As students increasingly adopt large language models (LLMs) as learning aids, it is essential to evaluate their tutoring capabilities rigorously. In this paper, we introduce TUTORBENCH, a dataset and evaluation benchmark designed to evaluate the core tutoring skills of LLMs. The dataset comprises 1,490 prompts curated by human experts, focused on high-school and AP-level curricula.
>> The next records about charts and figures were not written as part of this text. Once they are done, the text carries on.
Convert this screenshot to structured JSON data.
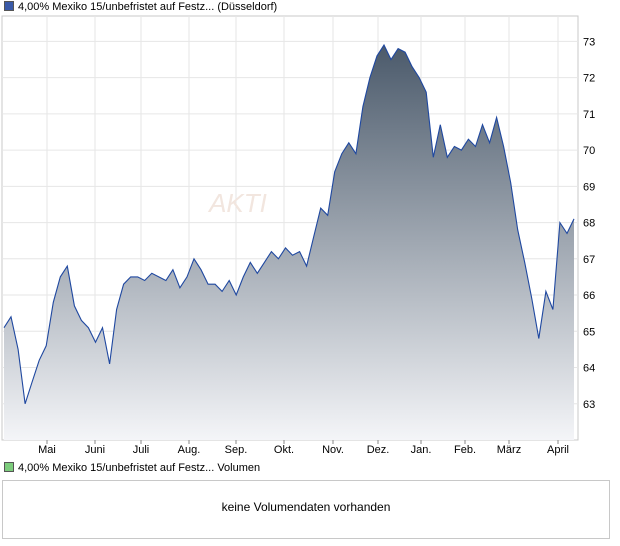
{
  "chart": {
    "legend_label": "4,00% Mexiko 15/unbefristet auf Festz... (Düsseldorf)",
    "watermark": "AKTI",
    "colors": {
      "line": "#1f48a0",
      "fill_top": "#4b5a6b",
      "fill_bottom": "#f4f5f8",
      "up_swatch": "#3a5aa8"
    }
  },
  "volume": {
    "legend_label": "4,00% Mexiko 15/unbefristet auf Festz... Volumen",
    "swatch_color": "#7ccc7c",
    "empty_text": "keine Volumendaten vorhanden"
  },
  "chart_data": {
    "type": "area",
    "title": "",
    "xlabel": "",
    "ylabel": "",
    "x_ticks": [
      "Mai",
      "Juni",
      "Juli",
      "Aug.",
      "Sep.",
      "Okt.",
      "Nov.",
      "Dez.",
      "Jan.",
      "Feb.",
      "März",
      "April"
    ],
    "y_ticks": [
      63,
      64,
      65,
      66,
      67,
      68,
      69,
      70,
      71,
      72,
      73
    ],
    "ylim": [
      62.0,
      73.7
    ],
    "x_range": [
      "Apr 15",
      "Apr 22 (next year)"
    ],
    "grid": true,
    "series": [
      {
        "values": [
          65.1,
          65.4,
          64.5,
          63.0,
          63.6,
          64.2,
          64.6,
          65.8,
          66.5,
          66.8,
          65.7,
          65.3,
          65.1,
          64.7,
          65.1,
          64.1,
          65.6,
          66.3,
          66.5,
          66.5,
          66.4,
          66.6,
          66.5,
          66.4,
          66.7,
          66.2,
          66.5,
          67.0,
          66.7,
          66.3,
          66.3,
          66.1,
          66.4,
          66.0,
          66.5,
          66.9,
          66.6,
          66.9,
          67.2,
          67.0,
          67.3,
          67.1,
          67.2,
          66.8,
          67.6,
          68.4,
          68.2,
          69.4,
          69.9,
          70.2,
          69.9,
          71.2,
          72.0,
          72.6,
          72.9,
          72.5,
          72.8,
          72.7,
          72.3,
          72.0,
          71.6,
          69.8,
          70.7,
          69.8,
          70.1,
          70.0,
          70.3,
          70.1,
          70.7,
          70.2,
          70.9,
          70.1,
          69.1,
          67.8,
          66.9,
          65.9,
          64.8,
          66.1,
          65.6,
          68.0,
          67.7,
          68.1
        ]
      }
    ]
  }
}
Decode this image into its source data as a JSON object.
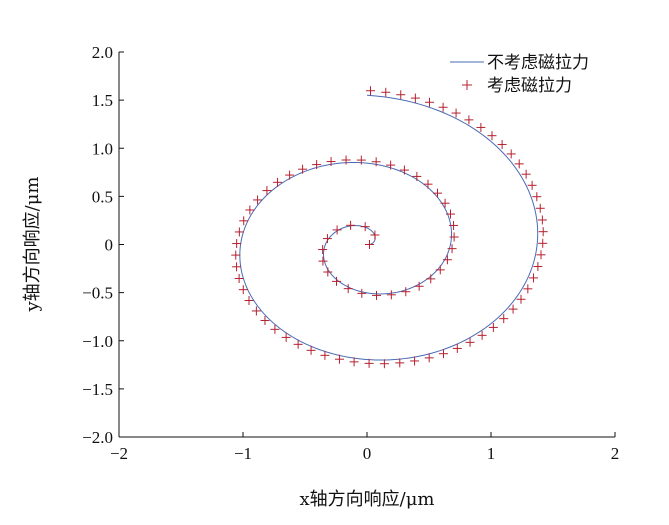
{
  "chart_data": {
    "type": "line",
    "xlabel": "x轴方向响应/μm",
    "ylabel": "y轴方向响应/μm",
    "xlim": [
      -2,
      2
    ],
    "ylim": [
      -2,
      2
    ],
    "x_ticks": [
      "−2",
      "−1",
      "0",
      "1",
      "2"
    ],
    "y_ticks": [
      "−2.0",
      "−1.5",
      "−1.0",
      "−0.5",
      "0",
      "0.5",
      "1.0",
      "1.5",
      "2.0"
    ],
    "x_tick_values": [
      -2,
      -1,
      0,
      1,
      2
    ],
    "y_tick_values": [
      -2,
      -1.5,
      -1,
      -0.5,
      0,
      0.5,
      1,
      1.5,
      2
    ],
    "legend_position": "top-right",
    "grid": false,
    "colors": {
      "line": "#4a6bb5",
      "marker": "#b5202e"
    },
    "series": [
      {
        "name": "不考虑磁拉力",
        "style": "line",
        "spiral": {
          "r_start": 0.02,
          "r_end": 1.55,
          "theta_start_deg": 0,
          "turns": 2.25,
          "direction": "counterclockwise",
          "center": [
            0,
            0
          ]
        }
      },
      {
        "name": "考虑磁拉力",
        "style": "plus-markers",
        "spiral": {
          "r_start": 0.02,
          "r_end": 1.6,
          "theta_start_deg": 0,
          "turns": 2.25,
          "direction": "counterclockwise",
          "center": [
            0,
            0
          ]
        }
      }
    ]
  }
}
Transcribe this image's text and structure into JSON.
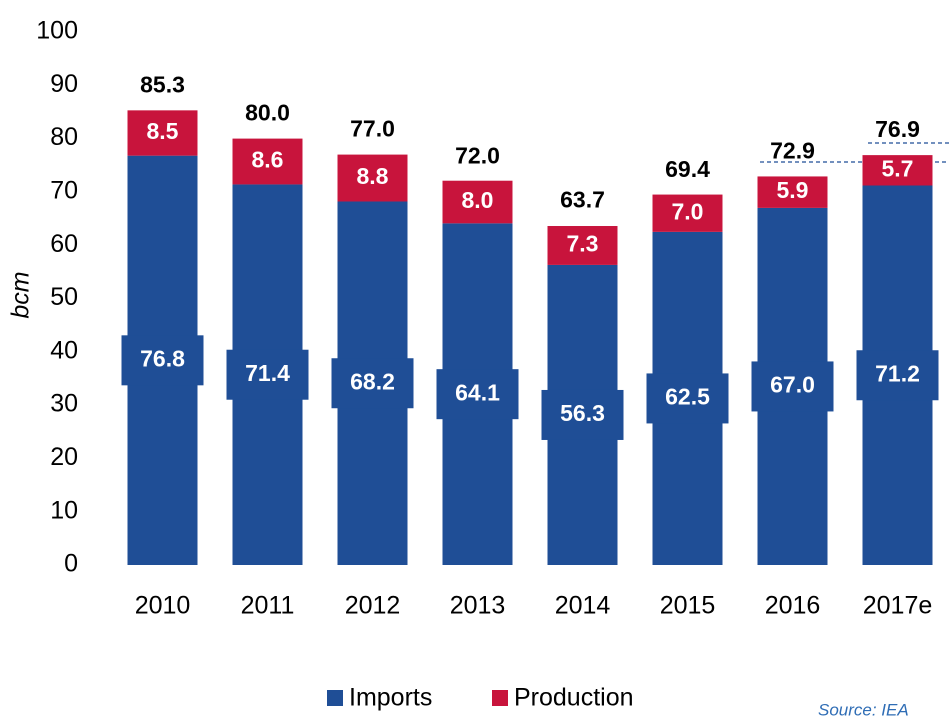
{
  "chart_data": {
    "type": "stacked_bar",
    "y_label": "bcm",
    "categories": [
      "2010",
      "2011",
      "2012",
      "2013",
      "2014",
      "2015",
      "2016",
      "2017e"
    ],
    "series": [
      {
        "name": "Imports",
        "color": "#1f4e96",
        "values": [
          76.8,
          71.4,
          68.2,
          64.1,
          56.3,
          62.5,
          67.0,
          71.2
        ],
        "value_labels": [
          "76.8",
          "71.4",
          "68.2",
          "64.1",
          "56.3",
          "62.5",
          "67.0",
          "71.2"
        ]
      },
      {
        "name": "Production",
        "color": "#c8143c",
        "values": [
          8.5,
          8.6,
          8.8,
          8.0,
          7.3,
          7.0,
          5.9,
          5.7
        ],
        "value_labels": [
          "8.5",
          "8.6",
          "8.8",
          "8.0",
          "7.3",
          "7.0",
          "5.9",
          "5.7"
        ]
      }
    ],
    "totals": {
      "values": [
        85.3,
        80.0,
        77.0,
        72.0,
        63.7,
        69.4,
        72.9,
        76.9
      ],
      "value_labels": [
        "85.3",
        "80.0",
        "77.0",
        "72.0",
        "63.7",
        "69.4",
        "72.9",
        "76.9"
      ]
    },
    "ylim": [
      0,
      100
    ],
    "yticks": [
      0,
      10,
      20,
      30,
      40,
      50,
      60,
      70,
      80,
      90,
      100
    ],
    "legend": "bottom",
    "source": "Source: IEA"
  }
}
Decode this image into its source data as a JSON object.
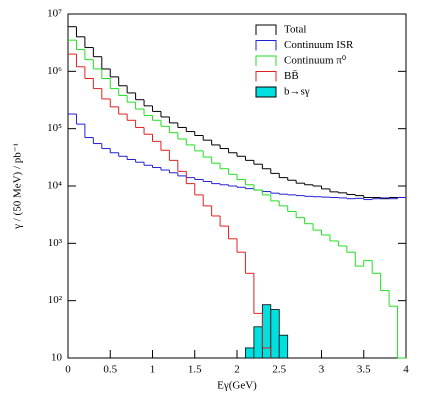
{
  "chart_data": {
    "type": "histogram",
    "xlabel": "Eγ(GeV)",
    "ylabel": "γ / (50 MeV) / pb⁻¹",
    "yscale": "log",
    "legend": "upper right",
    "xlim": [
      0,
      4
    ],
    "ylim": [
      10,
      10000000
    ],
    "xticks": [
      0,
      0.5,
      1,
      1.5,
      2,
      2.5,
      3,
      3.5,
      4
    ],
    "yticks": [
      10,
      {
        "value": 100,
        "label": "10²"
      },
      {
        "value": 1000,
        "label": "10³"
      },
      {
        "value": 10000,
        "label": "10⁴"
      },
      {
        "value": 100000,
        "label": "10⁵"
      },
      {
        "value": 1000000,
        "label": "10⁶"
      },
      {
        "value": 10000000,
        "label": "10⁷"
      }
    ],
    "bins": [
      0,
      0.1,
      0.2,
      0.3,
      0.4,
      0.5,
      0.6,
      0.7,
      0.8,
      0.9,
      1,
      1.1,
      1.2,
      1.3,
      1.4,
      1.5,
      1.6,
      1.7,
      1.8,
      1.9,
      2,
      2.1,
      2.2,
      2.3,
      2.4,
      2.5,
      2.6,
      2.7,
      2.8,
      2.9,
      3,
      3.1,
      3.2,
      3.3,
      3.4,
      3.5,
      3.6,
      3.7,
      3.8,
      3.9,
      4
    ],
    "series": [
      {
        "name": "Total",
        "color": "#000000",
        "values": [
          6000000,
          4000000,
          2600000,
          1800000,
          1100000,
          800000,
          560000,
          420000,
          320000,
          250000,
          200000,
          160000,
          126000,
          105000,
          89000,
          76000,
          63000,
          52000,
          45000,
          38000,
          33000,
          28000,
          24000,
          20000,
          16600,
          14000,
          12600,
          11200,
          10500,
          10000,
          8900,
          7900,
          7600,
          7100,
          6800,
          6300,
          6300,
          6000,
          6300,
          6300
        ]
      },
      {
        "name": "Continuum ISR",
        "color": "#2020d0",
        "values": [
          180000,
          120000,
          70000,
          55000,
          45000,
          38000,
          33000,
          29000,
          26000,
          23000,
          21000,
          19000,
          17000,
          15000,
          14000,
          13000,
          12000,
          11000,
          10500,
          10000,
          9500,
          9000,
          8500,
          8000,
          7500,
          7200,
          7000,
          6800,
          6600,
          6500,
          6400,
          6300,
          6200,
          6000,
          6100,
          5800,
          6000,
          6200,
          6000,
          6300
        ]
      },
      {
        "name": "Continuum π⁰",
        "color": "#20e020",
        "values": [
          3500000,
          2400000,
          1600000,
          1100000,
          750000,
          500000,
          380000,
          290000,
          220000,
          170000,
          140000,
          110000,
          85000,
          66000,
          52000,
          41000,
          32000,
          25000,
          20000,
          16000,
          13000,
          10500,
          8500,
          7000,
          5500,
          4500,
          3600,
          2800,
          2200,
          1700,
          1400,
          1100,
          900,
          700,
          400,
          500,
          300,
          150,
          80,
          10
        ]
      },
      {
        "name": "BB̄",
        "color": "#e02020",
        "values": [
          2000000,
          1200000,
          750000,
          500000,
          330000,
          240000,
          180000,
          140000,
          105000,
          80000,
          60000,
          42000,
          28000,
          18000,
          11000,
          7000,
          4500,
          3000,
          2000,
          1200,
          700,
          300,
          60,
          15,
          null,
          null,
          null,
          null,
          null,
          null,
          null,
          null,
          null,
          null,
          null,
          null,
          null,
          null,
          null,
          null
        ]
      },
      {
        "name": "b→sγ",
        "color": "#00e0e0",
        "fill": true,
        "values": [
          null,
          null,
          null,
          null,
          null,
          null,
          null,
          null,
          null,
          null,
          null,
          null,
          null,
          null,
          null,
          null,
          null,
          null,
          null,
          null,
          null,
          15,
          35,
          85,
          70,
          25,
          null,
          null,
          null,
          null,
          null,
          null,
          null,
          null,
          null,
          null,
          null,
          null,
          null,
          null
        ]
      }
    ]
  }
}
TUTORBENCH consists of examples drawn from three common tutoring tasks: (i) generating adaptive explanations tailored to a student’s confusion, (ii) providing actionable feedback on a student’s work, and (iii) promoting active learning through effective hint generation. TUTORBENCH is accompanied by a reliable and fine-grained automatic evaluation method that uses an LLM-judge and sample-specific rubrics. We evaluate 16 frontier LLMs on TUTORBENCH and present a detailed analysis of their performance and behavior. Our results show that none of the frontier LLMs achieve a score of greater than 56%, showing a large room for improvement. We find that LLMs still fall short in exhibiting the full range of tutoring skills needed to guide, diagnose, and support students’ reasoning effectively, with all the frontier models achieving less than 60% pass rate on rubric criteria related to these skills. We also find that different model families exhibit varied strengths and limitations: the Claude models outperform others in supporting active learning, while they trail behind them in the other two use cases. By releasing TUTORBENCH and an accompanying leaderboard, we provide a comprehensive and unsaturated benchmark to guide the development of the next-generation of AI tutors.